Collection Materials

The Hoover Institution Library collection features a wide spectrum of historical literature and published sources that complement our archival holdings. Our materials include...

...more than 200,000 books, including thousands of folios and rare editions

...tens of thousands of periodical and newspaper titles

...substantial holdings of historical government publications

...an extraordinarily large collection of ephemeral publications, such as pamphlets, brochures, booklets, etc.

Collection Areas and Languages

The Hoover Institution Library’s materials were collected over more than 80 years and date from the entire 20th as well as the 19th centuries. Sources from Russia/the Soviet Union, Germany, Eastern Europe, and other European countries are among the richest in the U.S. and, in some cases, internationally. There are also significant holdings from the United States, Latin America, Africa, and other parts of the world.

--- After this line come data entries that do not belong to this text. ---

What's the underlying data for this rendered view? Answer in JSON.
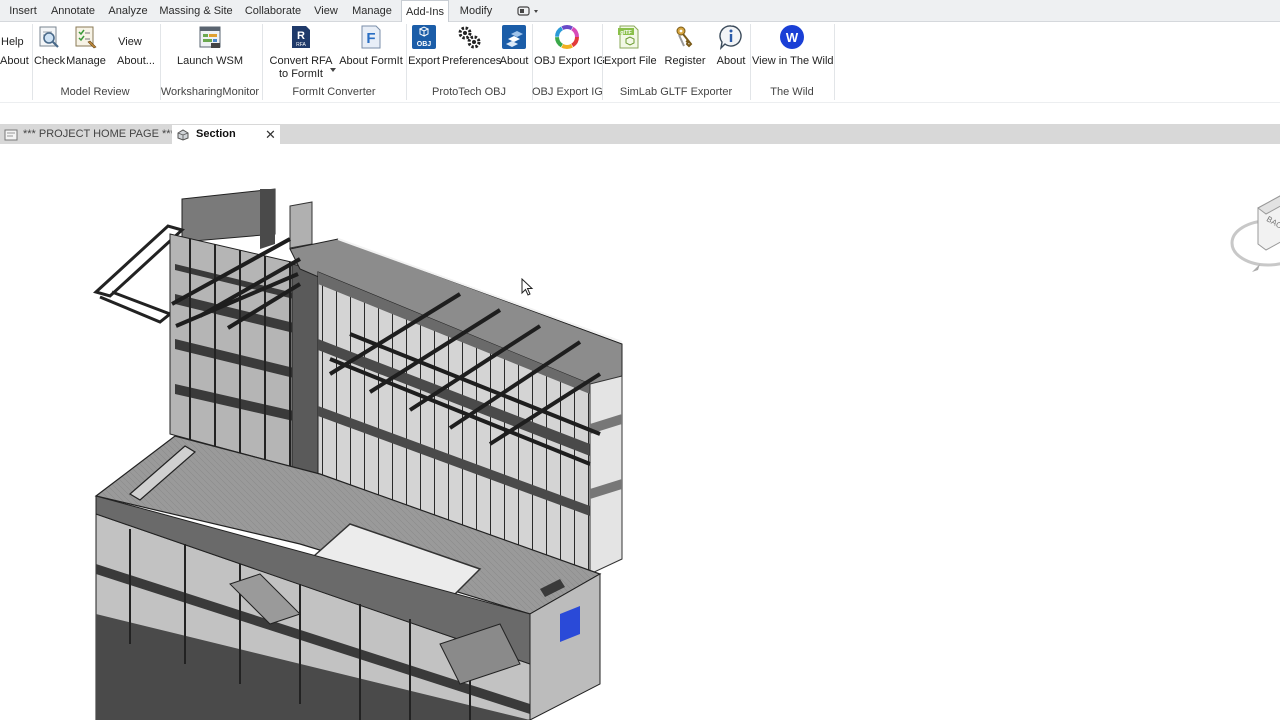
{
  "menu_tabs": [
    "Insert",
    "Annotate",
    "Analyze",
    "Massing & Site",
    "Collaborate",
    "View",
    "Manage",
    "Add-Ins",
    "Modify"
  ],
  "ribbon": {
    "buttons": {
      "help": "Help",
      "about_left": "About",
      "check": "Check",
      "manage": "Manage",
      "view": "View",
      "about_dots": "About...",
      "launch_wsm": "Launch WSM",
      "convert_rfa_line1": "Convert RFA",
      "convert_rfa_line2": "to FormIt",
      "about_formit": "About FormIt",
      "export": "Export",
      "preferences": "Preferences",
      "about_protech": "About",
      "obj_export_ig": "OBJ Export IG",
      "export_file": "Export File",
      "register": "Register",
      "about_wild_info": "About",
      "view_in_wild": "View in The Wild"
    },
    "groups": {
      "model_review": "Model Review",
      "worksharing_monitor": "WorksharingMonitor",
      "formit_converter": "FormIt Converter",
      "protech_obj": "ProtoTech OBJ",
      "obj_export_ig": "OBJ Export IG",
      "simlab_gltf": "SimLab GLTF Exporter",
      "the_wild": "The Wild"
    },
    "icon_letters": {
      "rfa": "RFA",
      "formit": "F",
      "obj": "OBJ",
      "wild": "W",
      "gltf": "glTF"
    }
  },
  "document_tabs": [
    {
      "label": "*** PROJECT HOME PAGE ***",
      "active": false
    },
    {
      "label": "Section",
      "active": true
    }
  ],
  "viewcube": {
    "face_label": "BAC"
  },
  "colors": {
    "tabbar_bg": "#eef0f2",
    "doctab_bg": "#d8d8d8",
    "wild_blue": "#1a3fd6",
    "protech_blue": "#1b5da8",
    "formit_blue": "#2a6fc4"
  }
}
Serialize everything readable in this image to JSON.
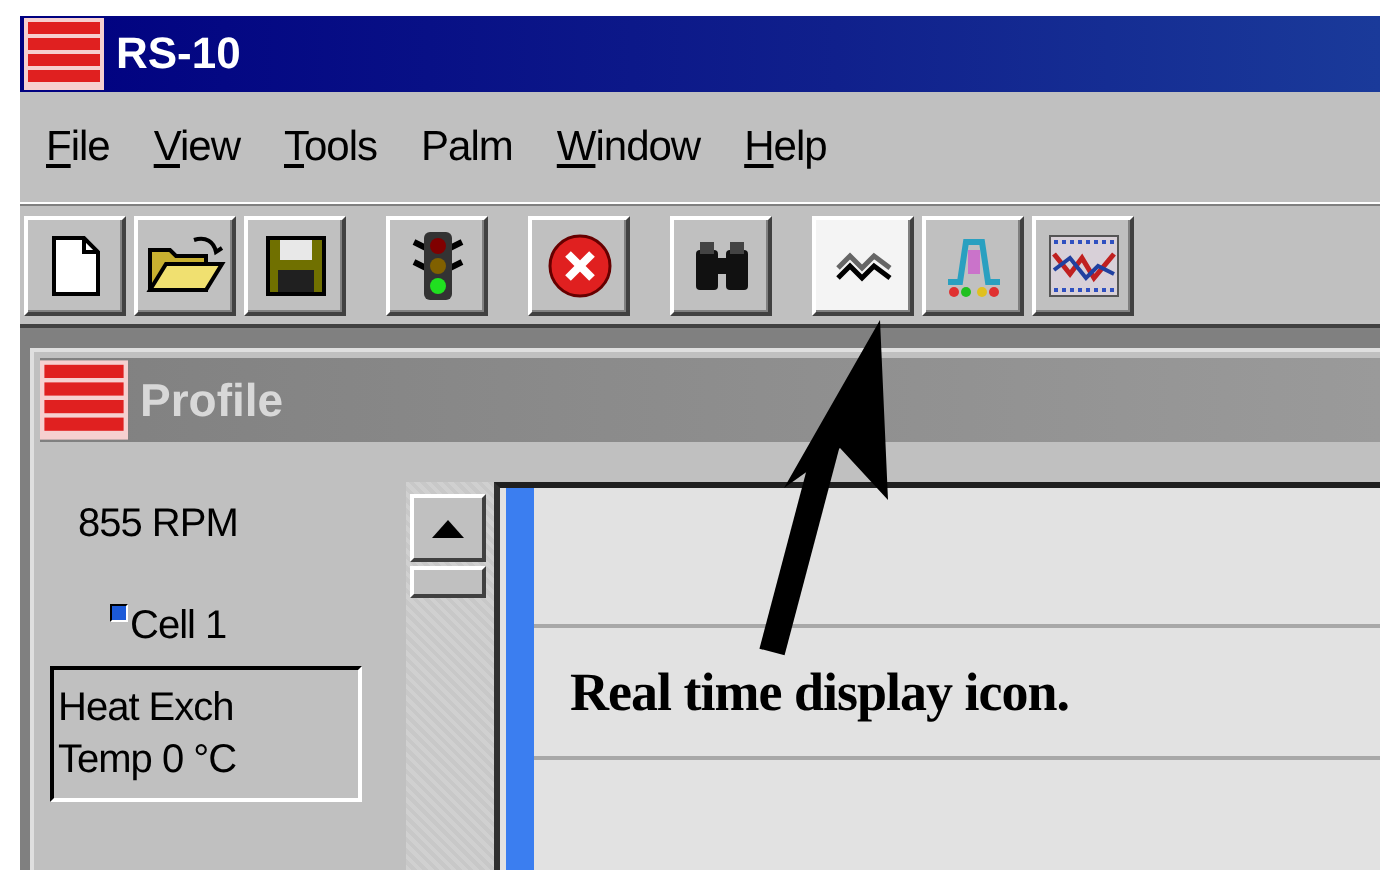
{
  "window": {
    "title": "RS-10"
  },
  "menu": [
    {
      "label": "File",
      "mnemonic": true
    },
    {
      "label": "View",
      "mnemonic": true
    },
    {
      "label": "Tools",
      "mnemonic": true
    },
    {
      "label": "Palm",
      "mnemonic": false
    },
    {
      "label": "Window",
      "mnemonic": true
    },
    {
      "label": "Help",
      "mnemonic": true
    }
  ],
  "toolbar": [
    [
      {
        "kind": "new",
        "pressed": false
      },
      {
        "kind": "open",
        "pressed": false
      },
      {
        "kind": "save",
        "pressed": false
      }
    ],
    [
      {
        "kind": "run",
        "pressed": false
      }
    ],
    [
      {
        "kind": "stop",
        "pressed": false
      }
    ],
    [
      {
        "kind": "find",
        "pressed": false
      }
    ],
    [
      {
        "kind": "realtime",
        "pressed": true
      },
      {
        "kind": "profile",
        "pressed": false
      },
      {
        "kind": "graph",
        "pressed": false
      }
    ]
  ],
  "profile_window": {
    "title": "Profile",
    "active": false,
    "rpm": "855 RPM",
    "cell": {
      "label": "Cell 1",
      "checked": true
    },
    "readout": [
      "Heat Exch",
      "Temp 0 °C"
    ]
  },
  "annotation": "Real time display icon."
}
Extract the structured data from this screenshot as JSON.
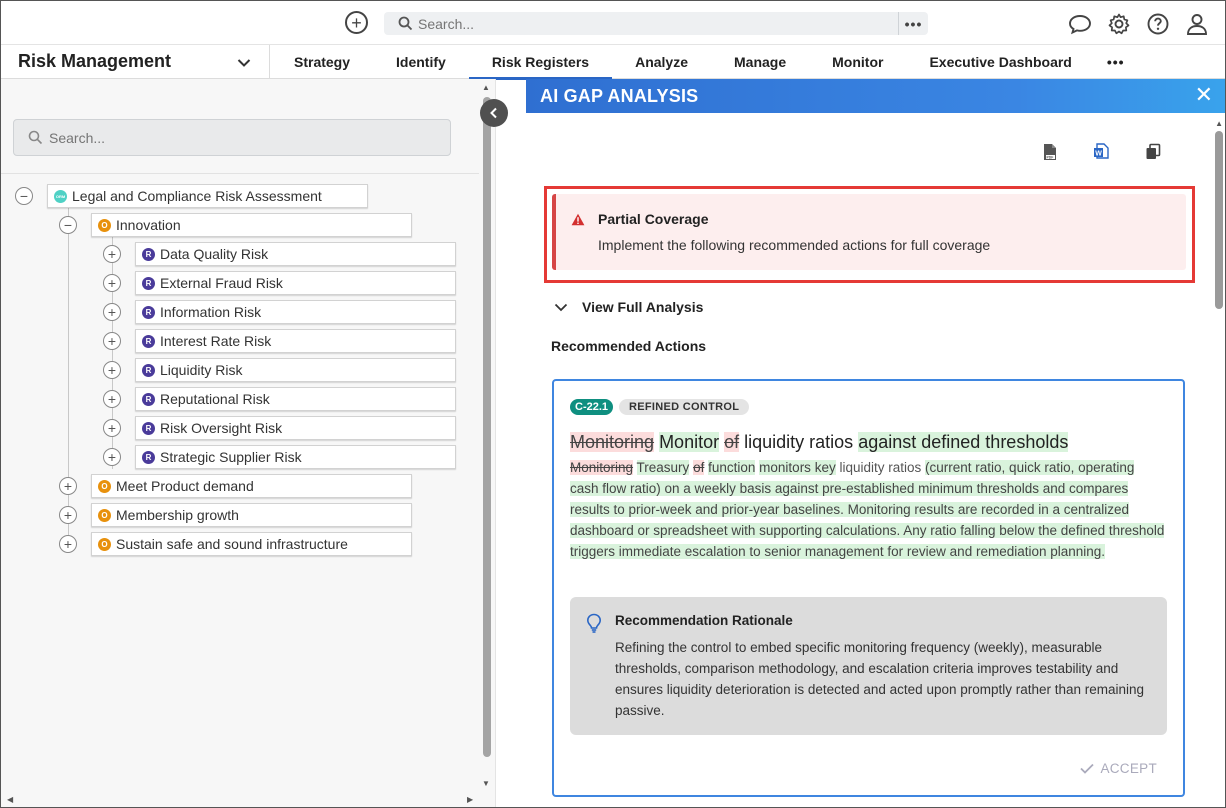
{
  "topbar": {
    "search_placeholder": "Search...",
    "search_more": "•••",
    "icons": [
      "add-icon",
      "search-icon",
      "more-icon",
      "chat-icon",
      "gear-icon",
      "help-icon",
      "user-icon"
    ]
  },
  "app": {
    "name": "Risk Management"
  },
  "nav": {
    "tabs": [
      {
        "label": "Strategy"
      },
      {
        "label": "Identify"
      },
      {
        "label": "Risk Registers",
        "active": true
      },
      {
        "label": "Analyze"
      },
      {
        "label": "Manage"
      },
      {
        "label": "Monitor"
      },
      {
        "label": "Executive Dashboard"
      }
    ],
    "more": "•••"
  },
  "left_panel": {
    "search_placeholder": "Search...",
    "tree": {
      "root": {
        "badge": "ORM",
        "label": "Legal and Compliance Risk Assessment"
      },
      "objectives": [
        {
          "badge": "O",
          "label": "Innovation",
          "expanded": true,
          "risks": [
            {
              "badge": "R",
              "label": "Data Quality Risk"
            },
            {
              "badge": "R",
              "label": "External Fraud Risk"
            },
            {
              "badge": "R",
              "label": "Information Risk"
            },
            {
              "badge": "R",
              "label": "Interest Rate Risk"
            },
            {
              "badge": "R",
              "label": "Liquidity Risk"
            },
            {
              "badge": "R",
              "label": "Reputational Risk"
            },
            {
              "badge": "R",
              "label": "Risk Oversight Risk"
            },
            {
              "badge": "R",
              "label": "Strategic Supplier Risk"
            }
          ]
        },
        {
          "badge": "O",
          "label": "Meet Product demand"
        },
        {
          "badge": "O",
          "label": "Membership growth"
        },
        {
          "badge": "O",
          "label": "Sustain safe and sound infrastructure"
        }
      ]
    }
  },
  "gap_panel": {
    "title": "AI GAP ANALYSIS",
    "export_icons": [
      "pdf-export-icon",
      "word-export-icon",
      "copy-icon"
    ],
    "alert": {
      "title": "Partial Coverage",
      "message": "Implement the following recommended actions for full coverage"
    },
    "view_full": "View Full Analysis",
    "recommended_title": "Recommended Actions",
    "card": {
      "control_id": "C-22.1",
      "control_type": "REFINED CONTROL",
      "title_del_1": "Monitoring",
      "title_ins_1": "Monitor",
      "title_del_2": "of",
      "title_plain": "liquidity ratios",
      "title_ins_2": "against defined thresholds",
      "desc_del_1": "Monitoring",
      "desc_ins_1": "Treasury",
      "desc_del_2": "of",
      "desc_ins_2": "function",
      "desc_ins_3": "monitors key",
      "desc_plain": "liquidity ratios",
      "desc_ins_4": "(current ratio, quick ratio, operating cash flow ratio) on a weekly basis against pre-established minimum thresholds and compares results to prior-week and prior-year baselines. Monitoring results are recorded in a centralized dashboard or spreadsheet with supporting calculations. Any ratio falling below the defined threshold triggers immediate escalation to senior management for review and remediation planning.",
      "rationale_title": "Recommendation Rationale",
      "rationale_body": "Refining the control to embed specific monitoring frequency (weekly), measurable thresholds, comparison methodology, and escalation criteria improves testability and ensures liquidity deterioration is detected and acted upon promptly rather than remaining passive.",
      "accept_label": "ACCEPT"
    }
  },
  "colors": {
    "accent": "#2a66c5",
    "header_gradient_start": "#2f6fd1",
    "alert_border": "#e53935",
    "chip_id": "#0f8f80",
    "insert_bg": "#d9f3dc",
    "delete_bg": "#fcdcdc"
  }
}
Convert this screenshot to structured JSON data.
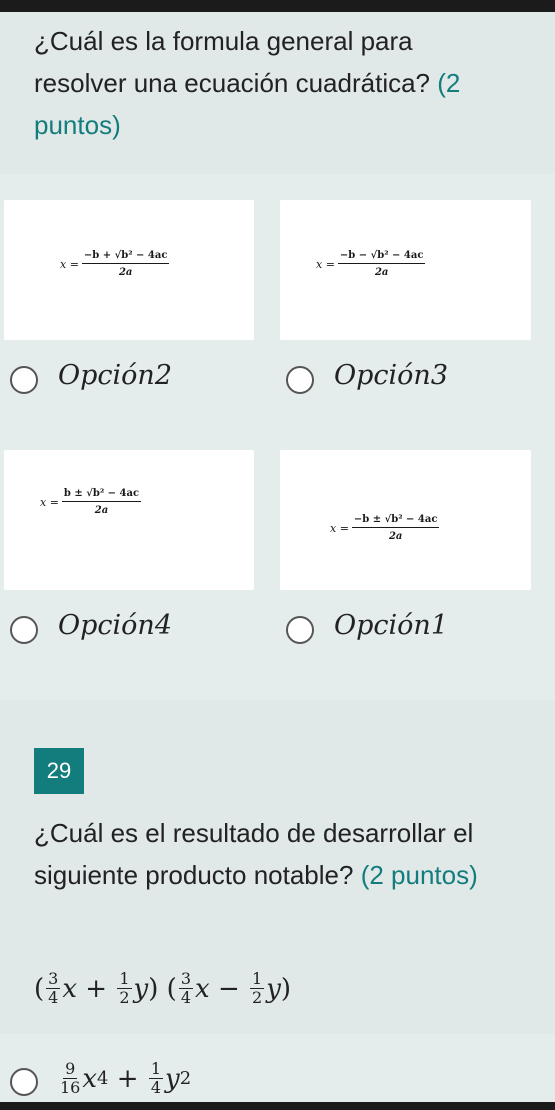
{
  "question1": {
    "text": "¿Cuál es la formula general para resolver una ecuación cuadrática?",
    "points": "(2 puntos)"
  },
  "options": [
    {
      "label": "Opción2",
      "formula_lhs": "x =",
      "formula_num": "−b + √b² − 4ac",
      "formula_den": "2a"
    },
    {
      "label": "Opción3",
      "formula_lhs": "x =",
      "formula_num": "−b − √b² − 4ac",
      "formula_den": "2a"
    },
    {
      "label": "Opción4",
      "formula_lhs": "x =",
      "formula_num": "b ± √b² − 4ac",
      "formula_den": "2a"
    },
    {
      "label": "Opción1",
      "formula_lhs": "x =",
      "formula_num": "−b ± √b² − 4ac",
      "formula_den": "2a"
    }
  ],
  "question2": {
    "number": "29",
    "text": "¿Cuál es el resultado de desarrollar el siguiente producto notable?",
    "points": "(2 puntos)",
    "expression": {
      "open1": "(",
      "f1n": "3",
      "f1d": "4",
      "v1": "x",
      "op1": "+",
      "f2n": "1",
      "f2d": "2",
      "v2": "y",
      "close1": ")",
      "open2": "(",
      "f3n": "3",
      "f3d": "4",
      "v3": "x",
      "op2": "−",
      "f4n": "1",
      "f4d": "2",
      "v4": "y",
      "close2": ")"
    },
    "first_answer": {
      "f1n": "9",
      "f1d": "16",
      "v1": "x",
      "e1": "4",
      "op": "+",
      "f2n": "1",
      "f2d": "4",
      "v2": "y",
      "e2": "2"
    }
  }
}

The vast majority of the materials is in Western and Slavic languages. Ca. 70% of HIL materials are in languages other than English. The collection’s major non-English languages are, in this order: Russian, German, French, Spanish, Italian, etc. The Hoover Institution Library’s former collections in Chinese, Japanese, and Korean languages are today housed at Stanford University’s East Asia Library.

Collection Themes

Like our archival collections, the Hoover Institution Library collection covers many of the biggest themes in modern history. Especially expansive are our holdings on World War I and World War II, the Russian Revolution, fascism, National Socialism, communism and socialist movements and regimes. Other prominent subjects include imperialism and decolonization, international relations, organized labor and trade unions, and peace movements.

More generally, the collection provides excellent sources for in-depth and comparative studies of propaganda, ideologies, state policies, political activism, and social and cultural change in modern times.